B3K determined comparable U.S. regions with federal research-and-development assets tended to produce a much greater number of awards during that period. The figure was 89.2 in Huntsville, Ala.; 74.8 in the Santa Barbara area and 74.2 in Dayton, Ohio, to name a few.
The market assessment report called this differential an “extraordinary underperformance” in a measure that should put Kern “far ahead” in comparison with its peers.
“This benchmarking again reveals enormous untapped potential in federal assets, and the need to focus a highly organized and sustained effort on that agenda,” the assessment stated.
The report called for adopting a deliberative, proactive approach to commercializing local military research. It suggested establishing off-base collaboration centers, proposal-development assistance and national promotion of access to Kern County research assets in order to attract entrepreneurs and innovators, something the collaboration said exists elsewhere across the country.

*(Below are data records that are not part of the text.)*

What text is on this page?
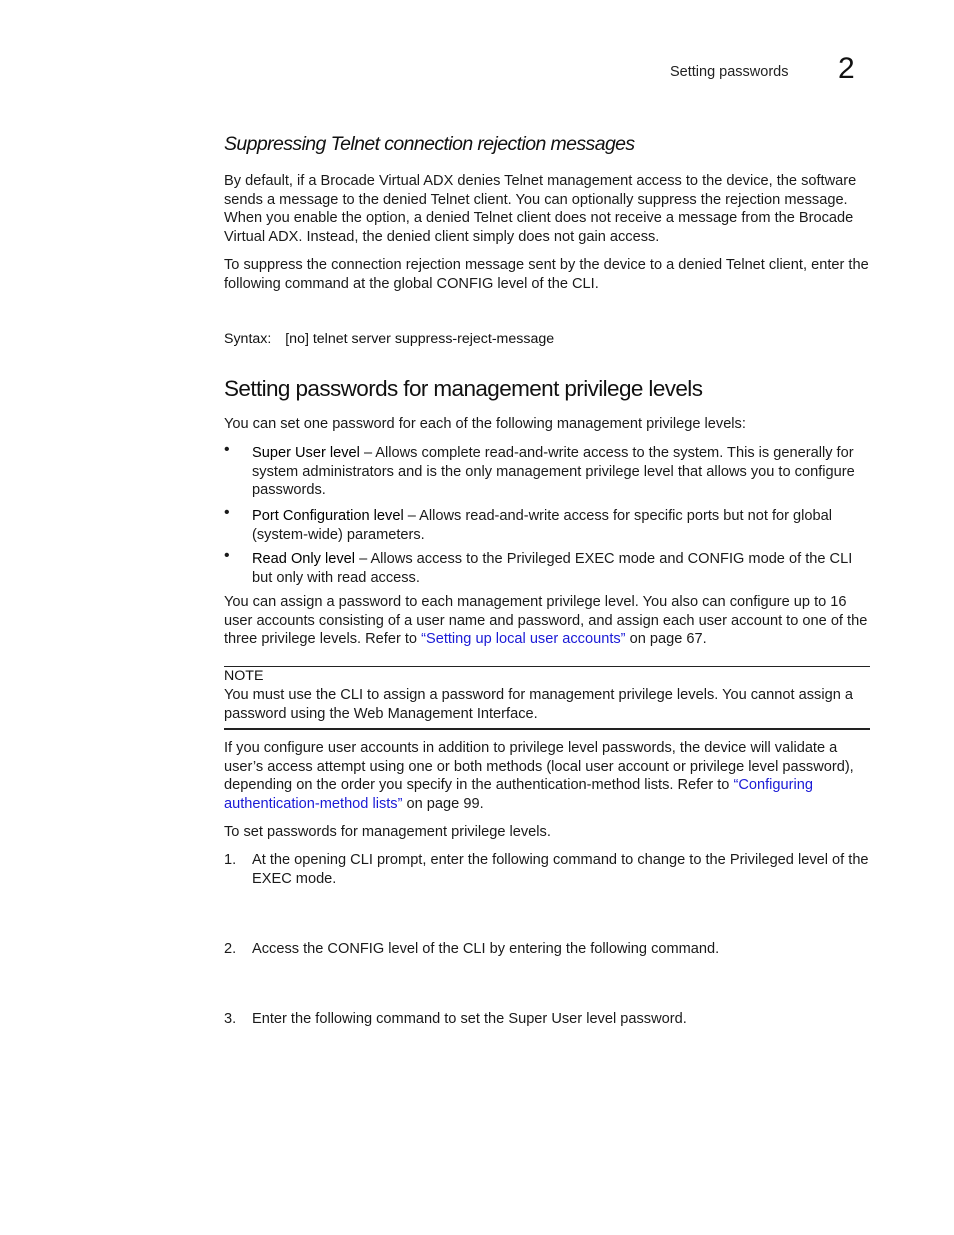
Setting passwords 2
Suppressing Telnet connection rejection messages
By default, if a Brocade Virtual ADX denies Telnet management access to the device, the software sends a message to the denied Telnet client. You can optionally suppress the rejection message. When you enable the option, a denied Telnet client does not receive a message from the Brocade Virtual ADX. Instead, the denied client simply does not gain access.
To suppress the connection rejection message sent by the device to a denied Telnet client, enter the following command at the global CONFIG level of the CLI.
Syntax: [no] telnet server suppress-reject-message
Setting passwords for management privilege levels
You can set one password for each of the following management privilege levels:
• Super User level – Allows complete read-and-write access to the system. This is generally for system administrators and is the only management privilege level that allows you to configure passwords.
• Port Configuration level – Allows read-and-write access for specific ports but not for global (system-wide) parameters.
• Read Only level – Allows access to the Privileged EXEC mode and CONFIG mode of the CLI but only with read access.
You can assign a password to each management privilege level. You also can configure up to 16 user accounts consisting of a user name and password, and assign each user account to one of the three privilege levels. Refer to “Setting up local user accounts” on page 67.
NOTE
You must use the CLI to assign a password for management privilege levels. You cannot assign a password using the Web Management Interface.
If you configure user accounts in addition to privilege level passwords, the device will validate a user’s access attempt using one or both methods (local user account or privilege level password), depending on the order you specify in the authentication-method lists. Refer to “Configuring authentication-method lists” on page 99.
To set passwords for management privilege levels.
1. At the opening CLI prompt, enter the following command to change to the Privileged level of the EXEC mode.
2. Access the CONFIG level of the CLI by entering the following command.
3. Enter the following command to set the Super User level password.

Edwards said it was unable to respond promptly to The Californian’s request for data and comment on its tech-transfer performance. But it did share year-to-date data showing it spent a little more than $1 billion so far this year contracting with businesses, and that a little more than a third of that total went to small businesses.
CRITICAL PARTNERSHIPS
Dan Carreño, executive director of the Naval Air Warfare Center Weapons Division at China Lake, said in an emailed statement that partnerships with industry, academia, government and the community are critical to the base’s success in supporting U.S. war-fighters.

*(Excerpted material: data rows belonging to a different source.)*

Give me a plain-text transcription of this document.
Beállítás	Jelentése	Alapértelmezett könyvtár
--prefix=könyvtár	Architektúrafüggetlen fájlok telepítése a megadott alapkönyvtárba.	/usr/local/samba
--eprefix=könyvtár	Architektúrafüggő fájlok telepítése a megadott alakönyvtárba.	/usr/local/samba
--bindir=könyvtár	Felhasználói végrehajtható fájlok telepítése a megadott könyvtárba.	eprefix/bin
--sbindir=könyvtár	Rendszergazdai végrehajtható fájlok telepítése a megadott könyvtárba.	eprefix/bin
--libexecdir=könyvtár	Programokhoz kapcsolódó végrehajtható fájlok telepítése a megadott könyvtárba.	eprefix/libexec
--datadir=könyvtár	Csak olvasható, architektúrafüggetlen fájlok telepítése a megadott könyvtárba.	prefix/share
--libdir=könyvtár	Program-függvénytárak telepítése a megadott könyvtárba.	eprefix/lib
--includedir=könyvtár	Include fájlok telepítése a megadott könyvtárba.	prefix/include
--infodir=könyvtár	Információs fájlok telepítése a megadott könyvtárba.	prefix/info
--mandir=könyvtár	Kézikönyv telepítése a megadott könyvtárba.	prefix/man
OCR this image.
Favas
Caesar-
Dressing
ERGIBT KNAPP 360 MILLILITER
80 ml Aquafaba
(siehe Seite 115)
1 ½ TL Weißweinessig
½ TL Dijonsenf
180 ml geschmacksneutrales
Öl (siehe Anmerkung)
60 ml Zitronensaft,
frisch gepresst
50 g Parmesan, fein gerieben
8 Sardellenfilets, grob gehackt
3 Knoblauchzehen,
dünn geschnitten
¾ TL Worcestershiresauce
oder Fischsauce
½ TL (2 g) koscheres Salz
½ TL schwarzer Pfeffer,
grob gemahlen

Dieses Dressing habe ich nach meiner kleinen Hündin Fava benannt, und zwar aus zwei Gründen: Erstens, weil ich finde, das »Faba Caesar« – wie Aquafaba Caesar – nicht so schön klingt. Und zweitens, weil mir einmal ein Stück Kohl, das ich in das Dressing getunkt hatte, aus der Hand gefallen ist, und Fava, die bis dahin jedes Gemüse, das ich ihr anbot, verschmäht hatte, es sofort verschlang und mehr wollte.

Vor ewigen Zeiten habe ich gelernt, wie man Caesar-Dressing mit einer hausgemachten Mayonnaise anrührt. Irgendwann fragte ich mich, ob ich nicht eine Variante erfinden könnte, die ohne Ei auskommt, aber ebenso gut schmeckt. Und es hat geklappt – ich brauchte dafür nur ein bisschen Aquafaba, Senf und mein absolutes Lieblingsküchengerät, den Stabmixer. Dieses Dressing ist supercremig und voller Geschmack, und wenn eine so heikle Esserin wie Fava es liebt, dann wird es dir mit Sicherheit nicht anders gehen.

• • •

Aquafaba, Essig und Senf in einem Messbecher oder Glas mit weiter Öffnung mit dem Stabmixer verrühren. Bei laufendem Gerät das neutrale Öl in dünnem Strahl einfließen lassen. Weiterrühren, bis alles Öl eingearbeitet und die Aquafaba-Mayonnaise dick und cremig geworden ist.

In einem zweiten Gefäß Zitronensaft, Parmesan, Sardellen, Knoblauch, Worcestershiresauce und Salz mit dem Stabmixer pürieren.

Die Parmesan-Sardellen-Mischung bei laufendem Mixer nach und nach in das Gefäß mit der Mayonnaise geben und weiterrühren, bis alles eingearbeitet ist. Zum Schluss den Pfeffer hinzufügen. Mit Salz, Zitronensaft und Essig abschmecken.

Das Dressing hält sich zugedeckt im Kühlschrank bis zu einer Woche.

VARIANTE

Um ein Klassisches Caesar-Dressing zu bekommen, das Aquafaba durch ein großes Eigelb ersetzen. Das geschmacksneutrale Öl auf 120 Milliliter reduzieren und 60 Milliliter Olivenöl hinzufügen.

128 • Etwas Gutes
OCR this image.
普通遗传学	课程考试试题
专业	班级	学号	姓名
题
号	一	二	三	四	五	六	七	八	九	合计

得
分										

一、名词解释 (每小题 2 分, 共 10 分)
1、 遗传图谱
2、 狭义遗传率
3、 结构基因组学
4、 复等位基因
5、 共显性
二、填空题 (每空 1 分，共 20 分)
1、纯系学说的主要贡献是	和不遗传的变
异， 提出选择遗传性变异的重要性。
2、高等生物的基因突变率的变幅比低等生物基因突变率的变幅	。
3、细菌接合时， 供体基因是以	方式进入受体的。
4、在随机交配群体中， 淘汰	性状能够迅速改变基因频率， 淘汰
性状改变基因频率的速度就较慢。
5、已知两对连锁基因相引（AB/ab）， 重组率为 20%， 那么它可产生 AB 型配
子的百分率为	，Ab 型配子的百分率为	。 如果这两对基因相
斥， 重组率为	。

He noted the base has engaged in more than 300 cooperative research-and-development agreements allowing its scientists and engineers to work together with industry and academia to develop technology with military and commercial applications. China Lake is regularly active in 15 to 30 such agreements, he added, noting each of the deals lasts three to six years.
Carreño said the base entered into 14 new community service agreements last year allowing industry partners access to China Lake facilities offering capabilities not readily available in the commercial marketplace.
Classified information naturally complicates business partnerships, he wrote, but there are ways to work around that.
“Because of the nature of our work supporting our nation’s war-fighters, capabilities discussions require a great deal of care, but businesses have multiple avenues for commercially applying or developing research in partnership with NAWCWD,” Carreño stated.
He emphasized the base’s payroll exceeds $595 million, and in 2020 it executed more than $270 million in contracts in Kern County, plus $2.4 million in program purchases.
Carreño and a base spokesperson did not respond to a request for examples of local businesses that have benefited from such partnerships.
BUREAUCRATIC ENCUMBRANCE
Woods, at CSUB, is working to improve local tech-transfer opportunities. He said it might help if people were cross-trained to facilitate beneficial discussions between military engineers and civilian entrepreneurs.
But as it stands, bridging the gap isn’t easy.
“There’s a lot of bureaucracy to navigate and there’s a lot of culture to change,” he said.
Janiec said some notable commercial technologies have originated at China Base, including stop-action video and logarithmic amplifiers, but that there have been few such examples in recent years.
He said improving the base’s tech-transfer capabilities may come down to putting people in place who can discern commercial opportunities military personnel aren’t necessarily trained to identify.
Moreover, commercializing military technology isn’t “a basic part of the mission,” he said, “and we’re focused on delivering mission.”